Travelling has changed somewhat over the last decade. Following the introduction of the modern day smart phone, it’s no longer necessary to purchase and carry around half a dozen books, maps and notes on different subjects and countries as all that information can now be stored on one device that fits in to your pocket. You don’t need to spend as much time tracking down shops, buses or attractions by word of mouth due to the power of Google and countless on-line reports and guides. There is less chance of being taken on the long route in a taxi as a quick consult of the GPS will tell you if you’re heading in the right direction. You can know within 2 minutes if the restaurant you’re thinking of heading to is worth the coin or not. The list goes on.
I thought I’d compile a list of some of the apps that have made my travels easier. There are loads of apps out there and every backpacker will find different ones useful. I do still try and find out as much information as I can by asking around and in most cases I’d much prefer to go wandering a city to see what I find. But there’s no doubt that I’ve saved a LOT of time and money with some of these.
In no particular order:
1. XE Currency Converter
A handy piece of kit. You add the currencies you want it to display and once you enter an amount on any given currency it will display the equivalent on the other ones you have listed. It updates frequently with the latest rates and is simple to use. A good way to check and see how much you’re actually spending, or should be receiving when swapping cash.
2. Google Keep
I use this app frequently back home for all sorts of things; writing down thoughts, information, lists and so on. It syncs with Google meaning I can access these lists from anywhere. I use it to draft blog posts when I’m on the road and don’t have my laptop or have no connection. It’s super handy for writing down information people give you, things to do in cities you’re going to be visiting, how to say things in other languages and so on.
This one is regularly found on similar lists to the one I’m writing. A resource friendly offline Maps application, you can download entire countries on to your phone and then use it in offline mode when you visit. Setting points of interest is easy, as well as searching for nearby necessities with the latest update. It’s a lot lighter on memory than Google’s equivalent, and a country like China might only take a couple hundred MB worth of space as opposed to Google Maps, which would likely fill your phone if you tried to download the country to be saved offline.
4. Banking App
Most banks should have one of these. From here I can easily cancel of freeze cards in case they get stolen, keep an eye on what I’m spending and transfer money with a couple of taps. Most people have these sorts of apps already but it’s even more handy when you’re in a different country and don’t want to log on to your bank’s website with your password on an unknown computer or connection.

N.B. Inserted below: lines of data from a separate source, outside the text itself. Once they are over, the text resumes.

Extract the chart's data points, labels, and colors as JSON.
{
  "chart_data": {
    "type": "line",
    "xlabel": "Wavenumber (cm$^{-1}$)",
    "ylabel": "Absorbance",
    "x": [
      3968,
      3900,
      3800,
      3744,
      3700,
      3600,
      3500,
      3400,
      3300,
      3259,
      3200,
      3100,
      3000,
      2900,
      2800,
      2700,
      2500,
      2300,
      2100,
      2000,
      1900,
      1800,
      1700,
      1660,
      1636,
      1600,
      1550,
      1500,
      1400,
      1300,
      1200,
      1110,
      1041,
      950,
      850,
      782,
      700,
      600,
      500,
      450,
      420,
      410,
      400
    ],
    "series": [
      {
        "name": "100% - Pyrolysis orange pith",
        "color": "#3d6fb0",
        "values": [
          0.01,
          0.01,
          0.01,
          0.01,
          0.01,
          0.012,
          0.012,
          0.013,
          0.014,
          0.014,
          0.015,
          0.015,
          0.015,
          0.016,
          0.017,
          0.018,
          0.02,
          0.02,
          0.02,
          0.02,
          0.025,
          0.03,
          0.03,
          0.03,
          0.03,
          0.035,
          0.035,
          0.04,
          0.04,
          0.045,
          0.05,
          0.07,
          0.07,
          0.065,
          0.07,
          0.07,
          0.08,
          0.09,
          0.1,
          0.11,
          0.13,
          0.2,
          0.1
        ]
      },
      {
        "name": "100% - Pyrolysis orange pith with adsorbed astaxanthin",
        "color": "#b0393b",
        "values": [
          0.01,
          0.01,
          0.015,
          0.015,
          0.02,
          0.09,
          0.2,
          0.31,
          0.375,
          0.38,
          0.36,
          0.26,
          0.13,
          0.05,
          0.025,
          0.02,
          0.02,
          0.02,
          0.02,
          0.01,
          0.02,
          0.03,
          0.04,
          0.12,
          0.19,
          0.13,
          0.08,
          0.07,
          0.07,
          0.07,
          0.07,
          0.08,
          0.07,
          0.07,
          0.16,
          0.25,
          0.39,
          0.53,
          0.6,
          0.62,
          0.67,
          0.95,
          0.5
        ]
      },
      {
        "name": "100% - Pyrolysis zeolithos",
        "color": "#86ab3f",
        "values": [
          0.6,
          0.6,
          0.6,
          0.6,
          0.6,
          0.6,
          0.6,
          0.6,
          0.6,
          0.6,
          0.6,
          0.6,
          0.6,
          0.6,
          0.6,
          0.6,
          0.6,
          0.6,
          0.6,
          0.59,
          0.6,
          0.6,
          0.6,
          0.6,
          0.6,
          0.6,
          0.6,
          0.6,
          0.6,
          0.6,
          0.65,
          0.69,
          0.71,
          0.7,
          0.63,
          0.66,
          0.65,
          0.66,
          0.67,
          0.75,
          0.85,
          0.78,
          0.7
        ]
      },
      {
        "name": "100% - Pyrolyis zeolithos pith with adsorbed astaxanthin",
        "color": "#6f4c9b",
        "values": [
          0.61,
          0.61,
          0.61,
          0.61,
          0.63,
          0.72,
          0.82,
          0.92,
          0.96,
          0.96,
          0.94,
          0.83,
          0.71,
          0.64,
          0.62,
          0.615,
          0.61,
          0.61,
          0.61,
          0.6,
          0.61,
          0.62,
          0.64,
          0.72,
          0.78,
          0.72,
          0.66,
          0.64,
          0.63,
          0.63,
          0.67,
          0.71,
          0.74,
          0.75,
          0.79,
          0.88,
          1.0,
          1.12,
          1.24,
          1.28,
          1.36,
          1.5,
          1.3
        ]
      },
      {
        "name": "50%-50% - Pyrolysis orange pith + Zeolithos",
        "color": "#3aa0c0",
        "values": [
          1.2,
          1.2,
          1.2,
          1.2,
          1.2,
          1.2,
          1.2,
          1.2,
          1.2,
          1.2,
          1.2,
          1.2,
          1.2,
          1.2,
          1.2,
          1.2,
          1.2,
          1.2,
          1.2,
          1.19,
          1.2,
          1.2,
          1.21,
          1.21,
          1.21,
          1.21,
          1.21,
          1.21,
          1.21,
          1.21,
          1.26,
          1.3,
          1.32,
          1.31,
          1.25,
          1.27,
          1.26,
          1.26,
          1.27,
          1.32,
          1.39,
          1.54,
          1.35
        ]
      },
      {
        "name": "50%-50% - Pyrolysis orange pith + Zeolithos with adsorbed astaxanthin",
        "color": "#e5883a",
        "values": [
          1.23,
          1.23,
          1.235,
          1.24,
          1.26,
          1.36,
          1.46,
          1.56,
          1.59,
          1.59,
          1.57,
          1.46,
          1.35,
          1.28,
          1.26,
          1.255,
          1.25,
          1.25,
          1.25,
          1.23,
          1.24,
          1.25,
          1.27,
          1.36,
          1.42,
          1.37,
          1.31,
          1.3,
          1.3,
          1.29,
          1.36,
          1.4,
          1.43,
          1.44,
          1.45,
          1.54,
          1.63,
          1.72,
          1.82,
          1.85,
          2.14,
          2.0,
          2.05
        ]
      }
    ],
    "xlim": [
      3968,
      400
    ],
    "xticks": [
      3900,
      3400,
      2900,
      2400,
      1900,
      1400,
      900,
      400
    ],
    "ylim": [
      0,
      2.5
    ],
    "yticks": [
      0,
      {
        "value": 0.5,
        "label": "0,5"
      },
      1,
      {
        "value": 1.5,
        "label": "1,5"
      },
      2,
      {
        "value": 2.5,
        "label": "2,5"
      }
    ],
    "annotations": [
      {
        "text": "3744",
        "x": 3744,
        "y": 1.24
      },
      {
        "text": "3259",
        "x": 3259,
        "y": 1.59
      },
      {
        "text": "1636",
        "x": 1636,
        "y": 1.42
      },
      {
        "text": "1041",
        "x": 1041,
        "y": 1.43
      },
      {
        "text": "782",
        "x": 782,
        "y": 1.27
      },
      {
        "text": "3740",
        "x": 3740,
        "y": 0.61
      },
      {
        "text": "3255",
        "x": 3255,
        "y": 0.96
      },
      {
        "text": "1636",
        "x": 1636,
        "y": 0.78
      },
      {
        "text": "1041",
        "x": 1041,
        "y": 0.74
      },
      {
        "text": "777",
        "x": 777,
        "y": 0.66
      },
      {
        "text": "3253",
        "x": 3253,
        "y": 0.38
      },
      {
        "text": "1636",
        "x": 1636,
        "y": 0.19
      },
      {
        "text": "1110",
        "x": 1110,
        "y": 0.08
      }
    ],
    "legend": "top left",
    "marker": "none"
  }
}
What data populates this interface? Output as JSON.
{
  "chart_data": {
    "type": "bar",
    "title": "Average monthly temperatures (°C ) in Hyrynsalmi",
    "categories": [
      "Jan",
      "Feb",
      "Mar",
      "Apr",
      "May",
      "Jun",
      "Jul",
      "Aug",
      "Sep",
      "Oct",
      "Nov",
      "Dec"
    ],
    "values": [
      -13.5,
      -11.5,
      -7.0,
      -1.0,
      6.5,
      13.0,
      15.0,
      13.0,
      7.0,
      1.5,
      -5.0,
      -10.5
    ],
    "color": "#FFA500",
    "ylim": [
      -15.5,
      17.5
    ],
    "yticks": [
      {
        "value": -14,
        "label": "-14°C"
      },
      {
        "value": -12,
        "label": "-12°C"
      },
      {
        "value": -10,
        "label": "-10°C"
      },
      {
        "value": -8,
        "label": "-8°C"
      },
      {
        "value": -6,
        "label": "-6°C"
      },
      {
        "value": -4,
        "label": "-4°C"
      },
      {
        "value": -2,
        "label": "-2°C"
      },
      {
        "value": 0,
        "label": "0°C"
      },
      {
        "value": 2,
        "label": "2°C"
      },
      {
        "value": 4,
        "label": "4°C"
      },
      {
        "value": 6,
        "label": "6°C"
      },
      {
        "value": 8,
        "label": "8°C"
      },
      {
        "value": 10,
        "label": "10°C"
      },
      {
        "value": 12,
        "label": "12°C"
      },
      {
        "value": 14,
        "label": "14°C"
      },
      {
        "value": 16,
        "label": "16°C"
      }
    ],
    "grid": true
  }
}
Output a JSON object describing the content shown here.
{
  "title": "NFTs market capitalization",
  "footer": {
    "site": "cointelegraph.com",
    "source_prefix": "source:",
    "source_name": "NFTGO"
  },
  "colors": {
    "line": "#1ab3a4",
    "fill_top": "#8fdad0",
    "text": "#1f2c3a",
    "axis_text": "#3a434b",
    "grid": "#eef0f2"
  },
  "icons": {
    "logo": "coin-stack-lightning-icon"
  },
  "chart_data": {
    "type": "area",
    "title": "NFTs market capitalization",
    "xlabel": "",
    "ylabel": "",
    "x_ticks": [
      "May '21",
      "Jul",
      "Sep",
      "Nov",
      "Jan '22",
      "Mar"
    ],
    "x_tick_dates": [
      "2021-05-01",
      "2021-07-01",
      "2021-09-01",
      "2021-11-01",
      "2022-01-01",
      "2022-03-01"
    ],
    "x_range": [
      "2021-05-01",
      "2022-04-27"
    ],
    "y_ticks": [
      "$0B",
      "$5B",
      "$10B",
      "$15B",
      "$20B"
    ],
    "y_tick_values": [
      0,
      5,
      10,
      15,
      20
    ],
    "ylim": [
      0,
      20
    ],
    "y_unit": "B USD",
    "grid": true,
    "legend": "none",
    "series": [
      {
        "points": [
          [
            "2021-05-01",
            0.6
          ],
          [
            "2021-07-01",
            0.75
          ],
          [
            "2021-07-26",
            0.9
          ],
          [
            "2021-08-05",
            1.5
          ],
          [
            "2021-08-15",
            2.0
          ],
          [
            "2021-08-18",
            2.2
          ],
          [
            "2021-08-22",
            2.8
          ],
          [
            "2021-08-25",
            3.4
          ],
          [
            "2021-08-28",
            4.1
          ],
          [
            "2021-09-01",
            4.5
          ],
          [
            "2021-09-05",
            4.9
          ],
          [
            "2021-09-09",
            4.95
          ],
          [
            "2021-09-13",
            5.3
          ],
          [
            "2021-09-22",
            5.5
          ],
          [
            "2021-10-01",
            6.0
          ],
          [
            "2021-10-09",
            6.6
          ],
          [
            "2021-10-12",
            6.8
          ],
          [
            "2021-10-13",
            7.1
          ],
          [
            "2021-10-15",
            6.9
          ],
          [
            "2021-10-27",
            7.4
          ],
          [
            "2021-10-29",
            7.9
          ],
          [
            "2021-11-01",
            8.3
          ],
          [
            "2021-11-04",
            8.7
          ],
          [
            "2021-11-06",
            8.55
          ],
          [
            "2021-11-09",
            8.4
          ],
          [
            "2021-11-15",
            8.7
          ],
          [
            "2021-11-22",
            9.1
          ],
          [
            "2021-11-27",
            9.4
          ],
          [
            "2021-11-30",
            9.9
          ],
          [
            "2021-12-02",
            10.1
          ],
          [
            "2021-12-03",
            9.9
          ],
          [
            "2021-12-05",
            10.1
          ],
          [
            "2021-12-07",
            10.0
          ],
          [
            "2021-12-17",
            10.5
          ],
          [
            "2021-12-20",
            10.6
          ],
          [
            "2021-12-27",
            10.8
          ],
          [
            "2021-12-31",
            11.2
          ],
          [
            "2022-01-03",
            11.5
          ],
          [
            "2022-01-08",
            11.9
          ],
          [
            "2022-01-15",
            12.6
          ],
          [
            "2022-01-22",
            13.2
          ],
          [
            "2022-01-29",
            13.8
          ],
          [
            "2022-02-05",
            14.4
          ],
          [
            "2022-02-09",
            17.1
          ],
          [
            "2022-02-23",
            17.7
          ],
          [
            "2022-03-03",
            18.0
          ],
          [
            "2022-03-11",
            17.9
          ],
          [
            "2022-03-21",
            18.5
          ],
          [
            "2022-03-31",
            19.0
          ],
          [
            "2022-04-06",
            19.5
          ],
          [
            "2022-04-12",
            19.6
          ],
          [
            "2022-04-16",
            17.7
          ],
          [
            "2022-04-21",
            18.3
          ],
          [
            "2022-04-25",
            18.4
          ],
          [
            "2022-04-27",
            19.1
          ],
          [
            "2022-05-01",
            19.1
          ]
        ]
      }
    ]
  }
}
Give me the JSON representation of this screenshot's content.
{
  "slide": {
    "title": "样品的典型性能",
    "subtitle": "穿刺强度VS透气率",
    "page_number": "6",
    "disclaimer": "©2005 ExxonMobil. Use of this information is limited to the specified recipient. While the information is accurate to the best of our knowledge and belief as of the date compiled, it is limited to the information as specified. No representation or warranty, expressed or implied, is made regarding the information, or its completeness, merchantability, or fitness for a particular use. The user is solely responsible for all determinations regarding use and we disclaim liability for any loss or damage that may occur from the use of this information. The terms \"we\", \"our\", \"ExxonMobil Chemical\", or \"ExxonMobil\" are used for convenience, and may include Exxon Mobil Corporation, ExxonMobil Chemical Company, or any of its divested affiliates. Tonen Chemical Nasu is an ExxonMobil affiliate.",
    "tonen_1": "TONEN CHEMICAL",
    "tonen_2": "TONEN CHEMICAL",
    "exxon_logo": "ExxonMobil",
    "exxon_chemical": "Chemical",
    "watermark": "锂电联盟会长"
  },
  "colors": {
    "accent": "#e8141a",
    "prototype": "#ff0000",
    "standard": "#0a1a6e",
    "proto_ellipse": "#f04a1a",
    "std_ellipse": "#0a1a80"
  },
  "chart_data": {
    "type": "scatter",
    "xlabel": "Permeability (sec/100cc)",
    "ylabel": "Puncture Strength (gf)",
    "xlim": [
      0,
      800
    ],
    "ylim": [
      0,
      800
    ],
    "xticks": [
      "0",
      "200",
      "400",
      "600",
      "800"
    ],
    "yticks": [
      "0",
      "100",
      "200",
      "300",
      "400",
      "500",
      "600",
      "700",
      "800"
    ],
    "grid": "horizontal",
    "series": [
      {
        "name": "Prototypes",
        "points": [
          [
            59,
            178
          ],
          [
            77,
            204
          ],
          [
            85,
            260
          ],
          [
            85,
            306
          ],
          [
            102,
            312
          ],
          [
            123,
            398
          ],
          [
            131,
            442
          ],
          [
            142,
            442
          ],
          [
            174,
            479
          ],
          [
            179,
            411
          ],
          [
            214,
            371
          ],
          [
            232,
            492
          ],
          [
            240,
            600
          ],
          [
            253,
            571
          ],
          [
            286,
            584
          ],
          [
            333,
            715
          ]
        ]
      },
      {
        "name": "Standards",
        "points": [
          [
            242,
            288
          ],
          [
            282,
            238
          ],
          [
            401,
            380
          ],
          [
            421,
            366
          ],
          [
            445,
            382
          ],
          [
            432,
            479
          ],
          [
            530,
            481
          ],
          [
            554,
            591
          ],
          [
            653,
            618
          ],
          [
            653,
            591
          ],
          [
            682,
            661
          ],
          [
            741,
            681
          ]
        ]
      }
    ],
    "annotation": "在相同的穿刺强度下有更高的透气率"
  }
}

This site is great. I create a public trip and people in the country or town I’m heading to can see when I’m arriving, then look at my profile and if they like they can offer to host me or show me around which is truly fantastic. It’s a great way to meet people and see a place from a local’s perspective. In return you host people when you’re back home.
6. EBook Reader
I can now download a dozen books at around 1MB each and read them at my leisure without having to fill valuable space in my backpack. I can also use the app to read travelogues from other people.
In countries like China, services such as Google are blocked. If you’re like me and need to access your email and other services when travelling you’ll need to circumvent that. It’s also come in handy in places like Mongolia where the free wifi is often limited to certain sites like Facebook and I need to send a message.
Everybody uses this, except for the Chinese. A great way to keep in touch with people you’ve met and you can also use it to call for free. Simple to use, just add someone using their home country phone number and all you need from there is an internet connection to get text, MMS and call functionality.
I personally prefer Booking.com to Hostelworld. The map function is more accurate, the app is easier to use, you don’t need to front with a deposit and 9 times out of 10 there are more options on Booking.com than Hostelworld. I’ve used this app for the entire time I’ve been travelling and have no complaints.
10. Trabee Pocket
A handy little budgeting app. You add a country, then insert the currency and your budget. Then you allocate expenses to different categories; transport, food, alcohol and so on. You can then see how much you’re spending and if you need to cut back on the booze.
Though the forum section of the app could use an update, it’s handy to read reviews on different places, recommendations on things to visit and to ask questions about on just about anything. There’s a huge community on there and if you’re thinking about visiting some place there’s a good chance someone’s been there before.
Now operating in loads of different countries worldwide, using Uber mostly guarantees you won’t get shafted on a taxi ride and it’s likely cheaper anyway. It’s also a way to conserve the cash flow when travelling in a cash society as it just gets charged to your credit card.
13. Google Translate
The real merit of this app is in downloading languages to be used offline. There are loads of translation apps for different languages which take up less space but Google will also translate a lot of words and symbols on things like menus by taking a photo of it. Handy when you’re in some place like Russia and you’ve got absolutely no idea what the lettering means.
There are obviously loads more apps that each have their own handy functions but these are the ones that I use often. Thanks for reading!